Obama’s Big Speech: Advice And History
As President Obama prepares for his big health care speech tonight, major players from the last health care debate offer him advice. Obama also has earlier health care experiences of his own to draw from.
Former House speaker Newt Gingrich, a formidable opponent for former President Bill Clinton 16 years ago, offered Obama some "free advice" on NPR. Gingrich now "offers paid advice to the [health care] industry" as a consultant. He argues against a comprehensive bill: "I don't believe it's intellectually possible to take 18 percent of the economy, of the largest economy in the world - life and death for every individual - and, in one sweeping bill, change all of it." Instead, he recommends Obama "take five to seven smaller bills, take one on litigation reform to lower the cost of defensive medicine and to save billions of dollars; take one on fixing Medicare and Medicaid so we are not paying billions to crooks who are not delivering services; have one on prevention and wellness; have one on better practices." He also reminds Obama that "a really good speech gives him about three days. It literally took about four days for the Clinton joint session address to disappear, because people said no. ... [T]hey said nice speech; really well delivered; articulate guy. And then he said, 'What do you think about the policy?' They said, 'No. We're against it'" (9/9).

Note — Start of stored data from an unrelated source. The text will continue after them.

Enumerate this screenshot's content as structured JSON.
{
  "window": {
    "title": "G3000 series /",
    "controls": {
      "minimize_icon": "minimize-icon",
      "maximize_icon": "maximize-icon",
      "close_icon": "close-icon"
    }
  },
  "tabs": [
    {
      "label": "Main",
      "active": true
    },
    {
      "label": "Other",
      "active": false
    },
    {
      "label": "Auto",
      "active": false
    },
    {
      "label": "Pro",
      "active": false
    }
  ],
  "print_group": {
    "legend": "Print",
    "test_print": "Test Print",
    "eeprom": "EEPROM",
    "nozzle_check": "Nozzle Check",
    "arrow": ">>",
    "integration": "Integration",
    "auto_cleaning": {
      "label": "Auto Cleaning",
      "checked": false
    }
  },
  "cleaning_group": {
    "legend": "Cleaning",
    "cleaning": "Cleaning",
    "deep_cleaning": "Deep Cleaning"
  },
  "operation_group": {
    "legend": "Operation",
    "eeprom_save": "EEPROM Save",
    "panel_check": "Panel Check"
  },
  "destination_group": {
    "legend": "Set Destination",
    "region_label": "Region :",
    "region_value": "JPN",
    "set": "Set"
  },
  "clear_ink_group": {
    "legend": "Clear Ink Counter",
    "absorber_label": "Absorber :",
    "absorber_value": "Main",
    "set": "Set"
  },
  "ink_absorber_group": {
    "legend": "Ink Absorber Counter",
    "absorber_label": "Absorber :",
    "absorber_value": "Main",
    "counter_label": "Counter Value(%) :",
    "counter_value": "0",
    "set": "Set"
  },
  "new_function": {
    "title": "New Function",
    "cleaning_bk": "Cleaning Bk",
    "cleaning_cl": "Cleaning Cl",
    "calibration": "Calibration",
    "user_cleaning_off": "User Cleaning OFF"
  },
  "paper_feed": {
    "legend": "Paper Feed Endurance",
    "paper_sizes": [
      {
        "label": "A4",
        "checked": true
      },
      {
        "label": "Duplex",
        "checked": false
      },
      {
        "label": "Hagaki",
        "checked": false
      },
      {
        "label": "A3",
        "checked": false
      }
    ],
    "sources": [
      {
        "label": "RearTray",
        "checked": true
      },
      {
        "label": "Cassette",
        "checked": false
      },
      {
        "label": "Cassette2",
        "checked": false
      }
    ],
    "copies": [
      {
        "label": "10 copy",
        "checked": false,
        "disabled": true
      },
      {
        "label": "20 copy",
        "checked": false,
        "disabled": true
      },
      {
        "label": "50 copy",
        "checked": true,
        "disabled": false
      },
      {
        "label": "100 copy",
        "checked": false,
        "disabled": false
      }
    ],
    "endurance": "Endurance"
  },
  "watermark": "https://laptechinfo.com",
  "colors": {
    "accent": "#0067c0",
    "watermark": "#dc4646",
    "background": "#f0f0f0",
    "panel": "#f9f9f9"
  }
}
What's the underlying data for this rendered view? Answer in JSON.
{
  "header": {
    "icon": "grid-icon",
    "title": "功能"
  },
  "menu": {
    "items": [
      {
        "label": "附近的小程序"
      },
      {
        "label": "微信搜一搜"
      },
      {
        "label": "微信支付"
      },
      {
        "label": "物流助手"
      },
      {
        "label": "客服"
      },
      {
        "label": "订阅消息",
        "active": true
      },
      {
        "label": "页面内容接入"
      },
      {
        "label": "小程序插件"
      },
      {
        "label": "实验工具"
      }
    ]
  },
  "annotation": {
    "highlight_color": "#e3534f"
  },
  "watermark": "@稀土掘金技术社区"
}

In a separate NPR story, Dee Dee Myers, White House press secretary under President Clinton, offers her own advice. Obama needs to give more direction to Congress, she says, and "define what's victory, which may be defining down from his original goals." Myers adds that the Obama administration "overlearned some lessons" from the Clinton experience, such as letting Congress write the health care bill without "forceful leadership" from the president. At some point, she says, "you have to stop the debate, make a decision and act, and I think we're getting very close to that point. Not that the president is going to lay out all the details of a bill in his speech, but that he has to start to narrow down the set of options, he has to start to give Congress some clearer direction. It's easier to defend a bill when you know what's in it" (9/9).
The Associated Press tracks the progress of the debate so far, identifying "several crucial moments and decisions that brought the health care saga to this point." Obama's "first big blow" was Congressional Budget Office director Douglas Elmendorf's July report that "the legislation significantly expands the federal responsibility for health care costs." AP also lists the decision "to give six senators from small states, the so-called Gang of Six, the time and prominence to fashion a bipartisan bill on overhauling the health care system" (Babington, 9/9).
The Washington Post charts Obama's health care history in the Illinois Senate. "The 2004 fight for the Health Care Justice Act in Illinois tested not only his skills as a legislator and community organizer, but his powers of persuasion as well. It was, in a sense, a practice run for this year's health-care campaign" (Shear and Connolly, 9/9). The Post also provides a summary of Obama's health care experiences in the Illinois statehouse, on the campaign trail and in the White House (9/9).